In English we normally say that someone is a kiss ass, or a suck-up or someone is brown-nosing.
6. 炒鱿鱼/ chǎoyóuyú
Direct English Translation: Squid Fried
Explanation: If you’re at work and your boss suddenly come to you table and tells you nǐ bèi chǎoyóuyúle. Don’t think yay he’s belanja-ing me fried quid today, he’s actually firing you.
This expression has another origin story. A long time ago, labourers had to leave their hometowns and go to the city to work.
They usually packed a simple bamboo mat to sleep on. So, when they get fired, they would roll their bamboo mats up and go home.
The bamboo mats when rolled up look like fried squid, hence why getting fired is related to fried squid.
7. 吃醋 / chī cù
Direct English Translation: Eat Vinegar
Explanation: So, you’re with your girlfriend when suddenly, a gorgeous woman passes by and you can’t help but look. Then your girlfriend will chī cù.

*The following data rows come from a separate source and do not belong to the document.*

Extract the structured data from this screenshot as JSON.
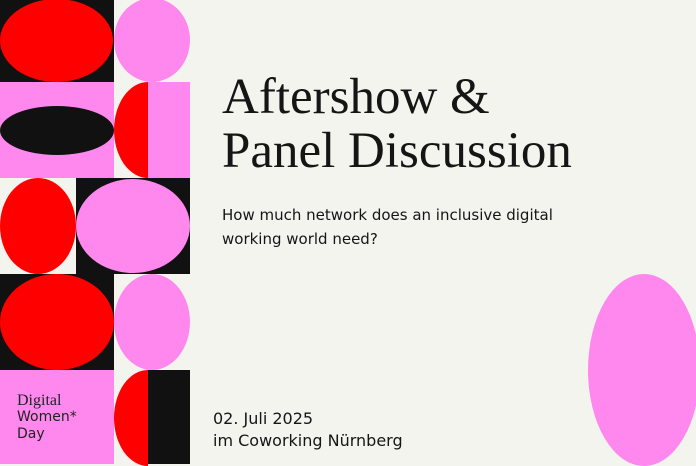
{
  "event": {
    "title_line1": "Aftershow &",
    "title_line2": "Panel Discussion",
    "subtitle": "How much network does an inclusive digital working world need?",
    "date": "02. Juli 2025",
    "location": "im Coworking Nürnberg"
  },
  "logo": {
    "line1": "Digital",
    "line2": "Women*",
    "line3": "Day"
  },
  "colors": {
    "background": "#f4f4ef",
    "red": "#ff0000",
    "pink": "#ff88ee",
    "black": "#111111"
  }
}
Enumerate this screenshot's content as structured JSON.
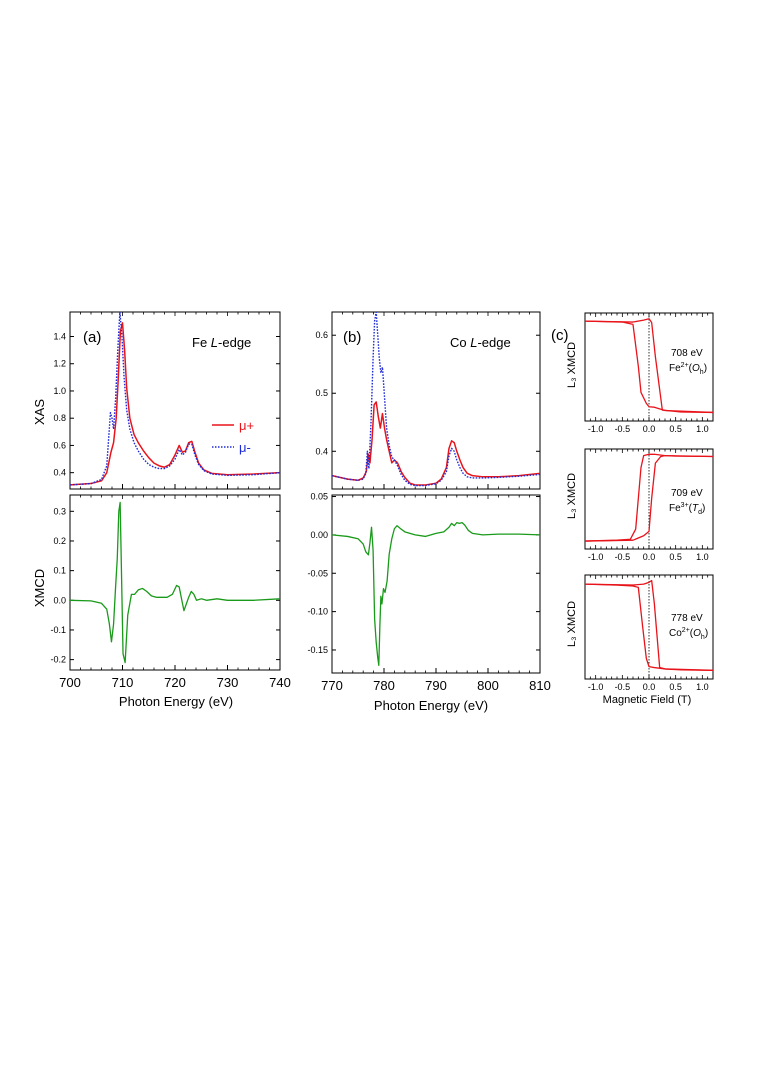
{
  "figure": {
    "panel_a_tag": "(a)",
    "panel_b_tag": "(b)",
    "panel_c_tag": "(c)",
    "xas_ylabel": "XAS",
    "xmcd_ylabel": "XMCD",
    "photon_xlabel": "Photon Energy (eV)",
    "field_xlabel": "Magnetic Field (T)",
    "l3_ylabel": "L₃ XMCD",
    "fe_edge_prefix": "Fe ",
    "co_edge_prefix": "Co ",
    "edge_italic": "L",
    "edge_suffix": "-edge",
    "legend_mu_plus": "μ+",
    "legend_mu_minus": "μ-",
    "c1_energy": "708 eV",
    "c1_site": "Fe2+(Oh)",
    "c2_energy": "709 eV",
    "c2_site": "Fe3+(Td)",
    "c3_energy": "778 eV",
    "c3_site": "Co2+(Oh)"
  },
  "colors": {
    "mu_plus": "#e8141b",
    "mu_minus": "#1f2bd6",
    "xmcd": "#1a9a1a",
    "loop": "#e8141b"
  },
  "chart_data": [
    {
      "id": "fe_xas",
      "type": "line",
      "ylabel": "XAS",
      "xlim": [
        700,
        740
      ],
      "ylim": [
        0.28,
        1.58
      ],
      "yticks": [
        "0.4",
        "0.6",
        "0.8",
        "1.0",
        "1.2",
        "1.4"
      ],
      "legend_position": "right",
      "series": [
        {
          "name": "μ+",
          "style": "solid",
          "x": [
            700,
            704,
            706,
            707,
            707.8,
            708.3,
            708.8,
            709.2,
            709.6,
            710.0,
            710.4,
            710.8,
            711.4,
            712.2,
            713,
            714,
            715,
            716,
            717,
            718,
            719,
            720,
            720.8,
            721.4,
            722.0,
            722.6,
            723.2,
            723.8,
            724.5,
            725.5,
            727,
            730,
            735,
            740
          ],
          "y": [
            0.31,
            0.32,
            0.34,
            0.4,
            0.55,
            0.62,
            0.8,
            1.1,
            1.44,
            1.5,
            1.3,
            1.02,
            0.8,
            0.68,
            0.62,
            0.56,
            0.51,
            0.47,
            0.45,
            0.44,
            0.46,
            0.53,
            0.6,
            0.55,
            0.56,
            0.62,
            0.63,
            0.55,
            0.47,
            0.42,
            0.395,
            0.385,
            0.39,
            0.4
          ]
        },
        {
          "name": "μ-",
          "style": "dotted",
          "x": [
            700,
            704,
            706,
            707,
            707.7,
            708.0,
            708.3,
            708.7,
            709.1,
            709.5,
            709.9,
            710.3,
            710.8,
            711.4,
            712.2,
            713,
            714,
            715,
            716,
            717,
            718,
            719,
            720,
            720.8,
            721.4,
            722.0,
            722.6,
            723.2,
            723.8,
            724.5,
            725.5,
            727,
            730,
            735,
            740
          ],
          "y": [
            0.31,
            0.32,
            0.35,
            0.45,
            0.84,
            0.8,
            0.72,
            0.95,
            1.3,
            1.58,
            1.4,
            1.1,
            0.86,
            0.72,
            0.62,
            0.56,
            0.5,
            0.46,
            0.44,
            0.43,
            0.43,
            0.45,
            0.5,
            0.57,
            0.53,
            0.55,
            0.61,
            0.61,
            0.53,
            0.46,
            0.415,
            0.39,
            0.38,
            0.385,
            0.4
          ]
        }
      ]
    },
    {
      "id": "fe_xmcd",
      "type": "line",
      "xlabel": "Photon Energy (eV)",
      "ylabel": "XMCD",
      "xlim": [
        700,
        740
      ],
      "ylim": [
        -0.235,
        0.355
      ],
      "xticks": [
        "700",
        "710",
        "720",
        "730",
        "740"
      ],
      "yticks": [
        "-0.2",
        "-0.1",
        "0.0",
        "0.1",
        "0.2",
        "0.3"
      ],
      "series": [
        {
          "x": [
            700,
            704,
            706,
            707,
            707.5,
            707.9,
            708.3,
            708.7,
            709.0,
            709.3,
            709.55,
            709.8,
            710.1,
            710.5,
            711.0,
            711.7,
            712.3,
            713,
            713.8,
            714.6,
            715.5,
            716.5,
            717.5,
            718.5,
            719.5,
            720.3,
            720.8,
            721.3,
            721.7,
            722.1,
            722.6,
            723.1,
            723.6,
            724.1,
            725,
            726,
            728,
            730,
            735,
            740
          ],
          "y": [
            0.0,
            -0.002,
            -0.01,
            -0.03,
            -0.08,
            -0.14,
            -0.08,
            0.05,
            0.14,
            0.3,
            0.33,
            0.1,
            -0.18,
            -0.21,
            -0.05,
            0.02,
            0.02,
            0.035,
            0.04,
            0.03,
            0.015,
            0.01,
            0.01,
            0.01,
            0.02,
            0.05,
            0.045,
            0.0,
            -0.035,
            -0.015,
            0.01,
            0.03,
            0.02,
            0.0,
            0.005,
            0.0,
            0.005,
            0.0,
            0.0,
            0.005
          ]
        }
      ]
    },
    {
      "id": "co_xas",
      "type": "line",
      "xlim": [
        770,
        810
      ],
      "ylim": [
        0.335,
        0.64
      ],
      "yticks": [
        "0.4",
        "0.5",
        "0.6"
      ],
      "series": [
        {
          "name": "μ+",
          "style": "solid",
          "x": [
            770,
            773,
            775,
            776,
            776.6,
            777.0,
            777.3,
            777.7,
            778.1,
            778.5,
            778.9,
            779.3,
            779.7,
            780.1,
            780.5,
            781.0,
            781.5,
            782.0,
            782.6,
            783.3,
            784,
            785,
            786,
            788,
            790,
            791,
            792,
            792.5,
            793.0,
            793.5,
            794.0,
            794.6,
            795.2,
            796,
            797,
            799,
            802,
            806,
            810
          ],
          "y": [
            0.358,
            0.352,
            0.35,
            0.354,
            0.365,
            0.395,
            0.38,
            0.42,
            0.48,
            0.485,
            0.46,
            0.44,
            0.465,
            0.44,
            0.42,
            0.4,
            0.38,
            0.385,
            0.38,
            0.365,
            0.355,
            0.345,
            0.342,
            0.342,
            0.345,
            0.352,
            0.372,
            0.405,
            0.418,
            0.415,
            0.4,
            0.385,
            0.372,
            0.362,
            0.358,
            0.356,
            0.356,
            0.358,
            0.362
          ]
        },
        {
          "name": "μ-",
          "style": "dotted",
          "x": [
            770,
            773,
            775,
            776,
            776.5,
            776.8,
            777.1,
            777.5,
            777.9,
            778.2,
            778.5,
            778.8,
            779.1,
            779.4,
            779.7,
            779.9,
            780.2,
            780.5,
            781.0,
            781.5,
            782.0,
            782.6,
            783.3,
            784,
            785,
            786,
            788,
            790,
            791,
            792,
            792.5,
            793.0,
            793.5,
            794.0,
            794.6,
            795.2,
            796,
            797,
            799,
            802,
            806,
            810
          ],
          "y": [
            0.358,
            0.352,
            0.35,
            0.352,
            0.362,
            0.4,
            0.37,
            0.45,
            0.56,
            0.625,
            0.64,
            0.6,
            0.56,
            0.535,
            0.545,
            0.52,
            0.48,
            0.44,
            0.41,
            0.39,
            0.385,
            0.375,
            0.36,
            0.35,
            0.343,
            0.341,
            0.341,
            0.344,
            0.35,
            0.365,
            0.392,
            0.405,
            0.4,
            0.385,
            0.372,
            0.362,
            0.356,
            0.354,
            0.354,
            0.355,
            0.357,
            0.36
          ]
        }
      ]
    },
    {
      "id": "co_xmcd",
      "type": "line",
      "xlabel": "Photon Energy (eV)",
      "xlim": [
        770,
        810
      ],
      "ylim": [
        -0.18,
        0.052
      ],
      "xticks": [
        "770",
        "780",
        "790",
        "800",
        "810"
      ],
      "yticks": [
        "0.05",
        "0.00",
        "-0.05",
        "-0.10",
        "-0.15"
      ],
      "series": [
        {
          "x": [
            770,
            773,
            775,
            776,
            776.5,
            777.0,
            777.3,
            777.6,
            777.9,
            778.2,
            778.5,
            778.8,
            779.0,
            779.2,
            779.4,
            779.6,
            779.9,
            780.2,
            780.6,
            781.0,
            781.5,
            782.0,
            782.5,
            783.2,
            784,
            786,
            788,
            790,
            791.5,
            792.5,
            793.0,
            793.5,
            794.0,
            794.5,
            795.0,
            795.5,
            796.2,
            797,
            799,
            802,
            806,
            810
          ],
          "y": [
            0.0,
            -0.002,
            -0.005,
            -0.012,
            -0.022,
            -0.026,
            -0.01,
            0.01,
            -0.02,
            -0.11,
            -0.14,
            -0.16,
            -0.17,
            -0.12,
            -0.08,
            -0.09,
            -0.07,
            -0.075,
            -0.06,
            -0.025,
            -0.005,
            0.008,
            0.012,
            0.008,
            0.004,
            0.0,
            -0.002,
            0.002,
            0.004,
            0.01,
            0.015,
            0.012,
            0.016,
            0.015,
            0.016,
            0.013,
            0.006,
            0.002,
            0.0,
            0.001,
            0.001,
            0.0
          ]
        }
      ]
    },
    {
      "id": "loop_708",
      "type": "line",
      "xlim": [
        -1.2,
        1.2
      ],
      "ylim": [
        -1.15,
        1.12
      ],
      "xticks": [
        "-1.0",
        "-0.5",
        "0.0",
        "0.5",
        "1.0"
      ],
      "series": [
        {
          "x": [
            -1.2,
            -0.3,
            -0.1,
            0.0,
            0.05,
            0.12,
            0.25,
            0.6,
            1.2
          ],
          "y": [
            0.95,
            0.93,
            0.97,
            1.0,
            0.92,
            0.2,
            -0.92,
            -0.96,
            -0.97
          ]
        },
        {
          "x": [
            1.2,
            0.3,
            0.1,
            0.0,
            -0.05,
            -0.15,
            -0.2,
            -0.3,
            -0.5,
            -1.2
          ],
          "y": [
            -0.97,
            -0.93,
            -0.86,
            -0.85,
            -0.78,
            -0.55,
            0.0,
            0.88,
            0.93,
            0.95
          ]
        }
      ]
    },
    {
      "id": "loop_709",
      "type": "line",
      "xlim": [
        -1.2,
        1.2
      ],
      "ylim": [
        -1.15,
        1.12
      ],
      "xticks": [
        "-1.0",
        "-0.5",
        "0.0",
        "0.5",
        "1.0"
      ],
      "series": [
        {
          "x": [
            -1.2,
            -0.3,
            -0.1,
            0.0,
            0.05,
            0.12,
            0.22,
            0.3,
            0.5,
            1.2
          ],
          "y": [
            -0.97,
            -0.95,
            -0.85,
            -0.75,
            0.0,
            0.8,
            0.95,
            0.97,
            0.96,
            0.95
          ]
        },
        {
          "x": [
            1.2,
            0.3,
            0.1,
            0.0,
            -0.1,
            -0.15,
            -0.25,
            -0.35,
            -0.6,
            -1.2
          ],
          "y": [
            0.95,
            0.97,
            1.0,
            1.0,
            0.97,
            0.7,
            -0.7,
            -0.93,
            -0.95,
            -0.97
          ]
        }
      ]
    },
    {
      "id": "loop_778",
      "type": "line",
      "xlim": [
        -1.2,
        1.2
      ],
      "ylim": [
        -1.15,
        1.12
      ],
      "xticks": [
        "-1.0",
        "-0.5",
        "0.0",
        "0.5",
        "1.0"
      ],
      "series": [
        {
          "x": [
            -1.2,
            -0.3,
            -0.1,
            0.0,
            0.05,
            0.1,
            0.2,
            0.3,
            0.6,
            1.2
          ],
          "y": [
            0.92,
            0.9,
            0.92,
            0.96,
            1.0,
            0.5,
            -0.9,
            -0.93,
            -0.95,
            -0.96
          ]
        },
        {
          "x": [
            1.2,
            0.3,
            0.1,
            0.0,
            -0.05,
            -0.12,
            -0.2,
            -0.3,
            -0.6,
            -1.2
          ],
          "y": [
            -0.96,
            -0.93,
            -0.9,
            -0.88,
            -0.7,
            0.0,
            0.85,
            0.88,
            0.9,
            0.92
          ]
        }
      ]
    }
  ]
}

Still don’t know what it means? It means jealous la! So don’t be 250!
8. 种草莓 / zhǒng cǎoméi
Direct English Translation: Plant Strawberries
Explanation: So, if you and your boyfriend are starting to do the deed and he asks you if he can plant strawberries, it doesn’t mean that he wants to literally go plant strawberries in your backyard.

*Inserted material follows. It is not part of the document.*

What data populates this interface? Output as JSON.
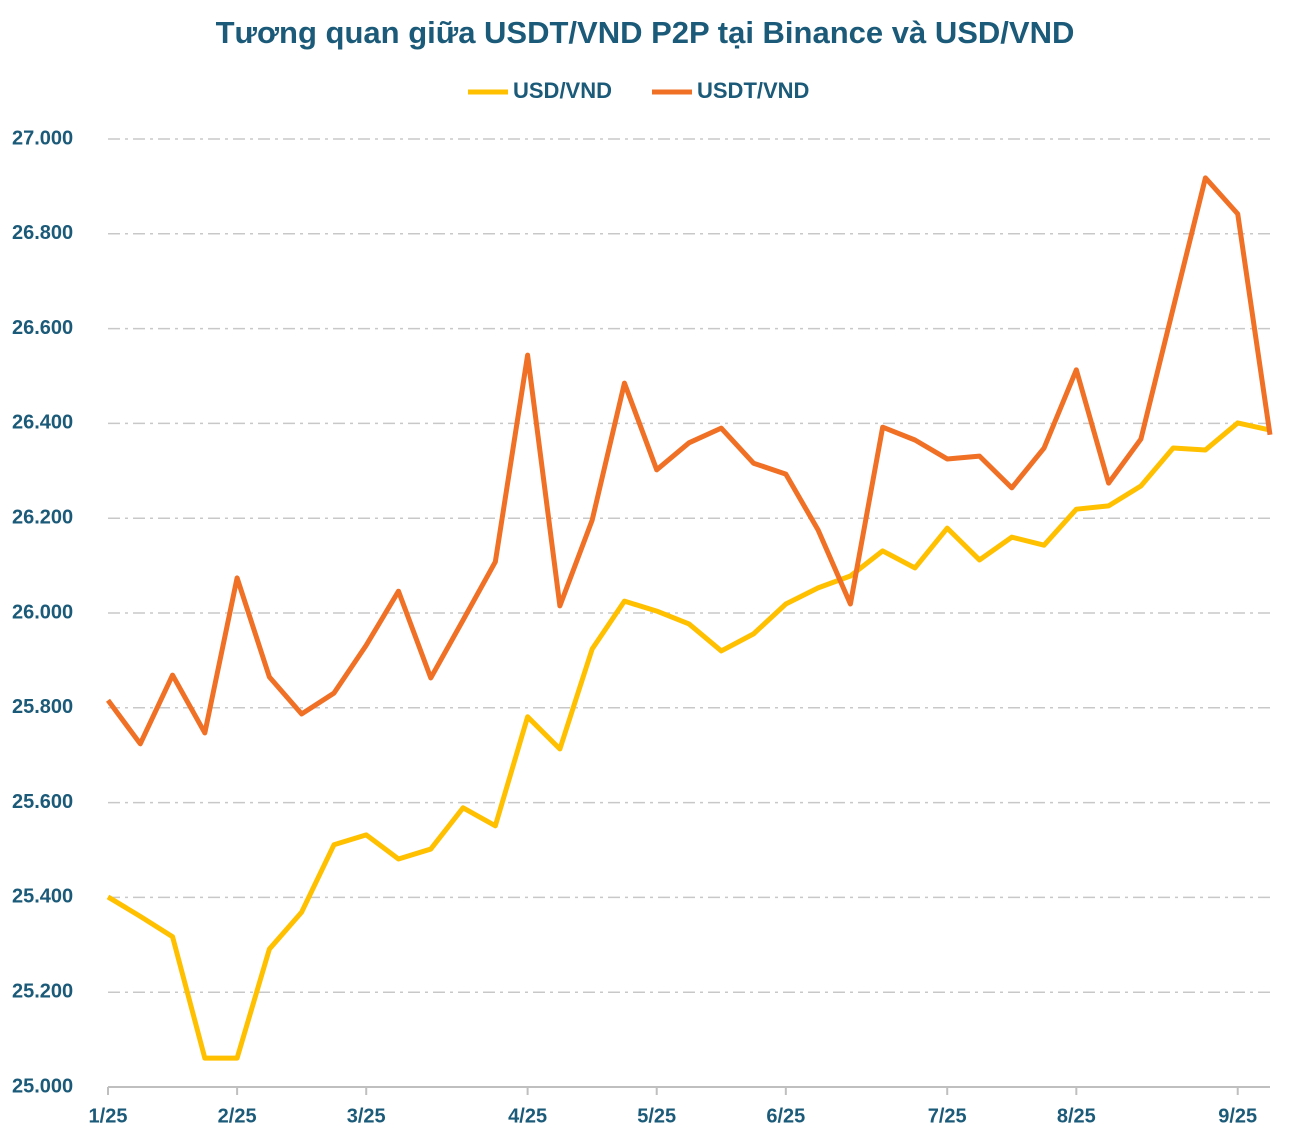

It means he wants to give you hickeys. I think it’s called that because hickeys are reddish and so are strawberries.
9. 有钱就是任性/ yǒu qián jiù shì rèn xìng
Direct English Translation: Got cash, can do what I want.
Explanation: This idiom actually came from a real event that transpired in 2012, when a rich man who was scammed by a pharmaceutical company and decided to go along with the charade after discovering it was a scam just to see how much money they could take from him.
He was so rich that it didn’t matter. He has the money, so he could do whatever he wanted.
10. 缘木求鱼 / yuánmùqiúyú
Direct English Translation: Climbing a tree to catch fish
Explanation: This actually just means lost cause. If you want to catch a fish, you’d normally go to the sea or the river, but would you climb a tree?
It’s like you are climbing a tree and looking for the fish but you will never find it. You can climb 1000 trees but still won’t find fish on them. Get it? If not, then trying to explain this to you is like climbing a tree to catch fish.